2017 : les TPF à Marly
En été 2017 c’était au tour des TPF (Transports publics fribourgeois) de se lancer dans l’aventure des navettes autonomes sur le territoire de la commune de Marly. Pour Laura Andres, responsable du projet, l’expérience est mitigée (lire l’encadré ci-contre), et elle prendra fin en décembre 2021. « Pour la suite, nous n’avons pour l’instant pas défini d’autre projet concret. Par contre, nous échangeons régulièrement avec les autres entreprises de transports publics impliquées dans la mobilité autonome et nous essayons de développer ce thème ensemble » relève Laura Andres.

2018 : les TPG à Meyrin…
C’est en juin 2018 que les TPG (Transport publics genevois) ont mis en circulation leurs navettes autonomes dans le centre de Meyrin. L’expérience a été suspendue dès le mois de mars à cause de la pandémie. Les navettes ont repris leur service le lundi 24 août.

… et prochainement à Thônex
Les TPG sont sur le point de mettre en service un deuxième projet pilote en collaboration avec l’Université de Genève et les HUG (Hôpitaux universitaires genevois). Des navettes autonomes avec arrêt sur demande – et non forcément sur des haltes prédéfinies – circuleront dans le vaste périmètre de l’Hôpital psychiatrique Belle-Idée à Thônex.
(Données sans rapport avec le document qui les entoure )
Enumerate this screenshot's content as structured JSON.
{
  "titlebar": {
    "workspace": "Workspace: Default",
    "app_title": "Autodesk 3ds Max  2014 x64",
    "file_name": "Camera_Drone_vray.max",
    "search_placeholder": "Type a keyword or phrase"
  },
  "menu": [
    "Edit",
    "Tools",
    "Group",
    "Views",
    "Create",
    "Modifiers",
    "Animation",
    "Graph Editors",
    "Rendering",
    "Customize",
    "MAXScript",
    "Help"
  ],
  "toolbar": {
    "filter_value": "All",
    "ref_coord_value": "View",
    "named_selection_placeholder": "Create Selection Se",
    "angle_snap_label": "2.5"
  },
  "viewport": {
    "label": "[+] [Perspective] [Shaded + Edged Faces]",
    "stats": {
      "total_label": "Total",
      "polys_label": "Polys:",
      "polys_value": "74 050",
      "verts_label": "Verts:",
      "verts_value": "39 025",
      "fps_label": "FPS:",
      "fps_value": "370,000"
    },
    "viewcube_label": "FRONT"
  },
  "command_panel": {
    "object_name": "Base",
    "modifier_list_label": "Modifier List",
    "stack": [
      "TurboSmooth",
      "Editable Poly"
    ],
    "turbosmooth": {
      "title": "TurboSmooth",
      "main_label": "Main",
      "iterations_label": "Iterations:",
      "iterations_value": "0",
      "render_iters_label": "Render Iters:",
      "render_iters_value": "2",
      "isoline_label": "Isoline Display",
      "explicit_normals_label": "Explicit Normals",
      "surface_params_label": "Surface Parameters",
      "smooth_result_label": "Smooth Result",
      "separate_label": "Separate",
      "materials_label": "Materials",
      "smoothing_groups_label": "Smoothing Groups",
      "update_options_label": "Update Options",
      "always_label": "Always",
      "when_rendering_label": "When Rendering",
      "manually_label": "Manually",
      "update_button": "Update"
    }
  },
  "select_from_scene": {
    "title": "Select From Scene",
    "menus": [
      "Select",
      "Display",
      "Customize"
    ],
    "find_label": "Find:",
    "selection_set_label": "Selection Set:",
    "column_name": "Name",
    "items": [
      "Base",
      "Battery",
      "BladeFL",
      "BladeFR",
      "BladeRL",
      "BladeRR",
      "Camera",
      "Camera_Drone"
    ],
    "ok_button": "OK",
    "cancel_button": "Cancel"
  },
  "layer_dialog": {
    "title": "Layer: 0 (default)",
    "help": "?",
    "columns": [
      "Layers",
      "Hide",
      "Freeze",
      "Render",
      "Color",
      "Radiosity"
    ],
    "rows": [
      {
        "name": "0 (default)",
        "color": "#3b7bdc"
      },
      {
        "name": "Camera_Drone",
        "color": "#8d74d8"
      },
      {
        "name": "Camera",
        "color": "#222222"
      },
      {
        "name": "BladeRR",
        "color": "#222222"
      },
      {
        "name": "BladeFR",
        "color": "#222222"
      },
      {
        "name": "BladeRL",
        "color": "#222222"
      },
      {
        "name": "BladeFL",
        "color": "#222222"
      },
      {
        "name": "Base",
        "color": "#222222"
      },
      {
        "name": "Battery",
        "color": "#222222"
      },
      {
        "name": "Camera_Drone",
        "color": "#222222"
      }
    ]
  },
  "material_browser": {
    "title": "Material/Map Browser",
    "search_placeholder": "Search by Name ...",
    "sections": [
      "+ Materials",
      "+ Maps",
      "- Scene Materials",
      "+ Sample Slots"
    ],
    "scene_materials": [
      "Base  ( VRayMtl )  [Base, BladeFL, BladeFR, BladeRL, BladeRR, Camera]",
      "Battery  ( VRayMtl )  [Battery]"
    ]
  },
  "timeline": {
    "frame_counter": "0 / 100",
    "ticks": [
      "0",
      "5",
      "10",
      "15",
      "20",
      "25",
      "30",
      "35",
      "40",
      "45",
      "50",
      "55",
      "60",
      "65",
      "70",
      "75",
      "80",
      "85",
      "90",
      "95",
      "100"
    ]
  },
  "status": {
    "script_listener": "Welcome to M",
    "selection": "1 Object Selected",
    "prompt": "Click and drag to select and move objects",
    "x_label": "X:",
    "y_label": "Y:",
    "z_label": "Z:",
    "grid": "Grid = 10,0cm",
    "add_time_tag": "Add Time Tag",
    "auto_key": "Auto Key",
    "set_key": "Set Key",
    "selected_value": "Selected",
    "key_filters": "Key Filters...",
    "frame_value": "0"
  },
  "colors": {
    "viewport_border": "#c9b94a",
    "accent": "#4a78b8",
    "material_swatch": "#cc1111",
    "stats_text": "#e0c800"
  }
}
Il faudra télécharger une application sur son smartphone pour pouvoir commander la navette comme on commande un taxi. François Mutter, porte-parole des TPG, précise que « les travaux préparatoires avancent bien et d’ici quelques mois le projet pilote sera opérationnel, il a déjà reçu l’aval de l’OFROU ».

Les MBC sur les starting-blocks
Dans leur dépôt, les MBC (Transports de la région Morges – Bières – Cossonay) ont 2 navettes qui n’attendent qu’à être mises en service à Cossonay pour relier la halte du funiculaire au vieux bourg. François Gatabin, directeur des MBC, souligne que des discussions sont en cours entre les différents partenaires, dont le canton de Vaud, dans le but de trouver un accord en vue de lancer le projet pilote.

A Marly le « bilan social » est meilleur que le bilan technique

Laura Andres est responsable du projet des navettes autonomes qui ont été mises en circulation par les TPF il y a 3 ans. Interview.

Quel bilan tirez-vous de votre projet pilote ?
Le bilan est plutôt mitigé car nous nous sommes rendus compte que la technologie n’était pas aussi avancée que ce que nous pensions. En effet, nous avons rencontré passablement de problèmes avec le parcours des navettes. Par exemple, la végétation changeante et la météo capricieuse (neige, pluie) sont des paramètres qui perturbent l’exploitation des navettes. Les véhicules sont des prototypes et par conséquence, des améliorations techniques doivent encore être développées. Par contre, le bilan social est très bon. Les usagers ont très bien accueilli ce nouveau type de véhicules et l’utilisent comme un transport public « normal ».

Quelles sont vos perspectives ?
Nous avons obtenu ce printemps, l’autorisation de la part de la Confédération pour prolonger l’essai. L’idée est de faire circuler les navettes jusqu’au changement d’horaires de décembre 2021. A partir de là, une ligne de bus « conventionnelle » desservira le Marly Innovation Center (MIC) car les premiers habitants auront emménagé sur le site et que la capacité des deux navettes (11 places chacune) ne sera plus suffisante.

Qui a pris en charge l’achat de ces navettes et quel en est le coût ?
L’Etat de Fribourg et le MIC ont pris en charge chacun le prix d’un véhicule, soit environ 250’000 francs la navette.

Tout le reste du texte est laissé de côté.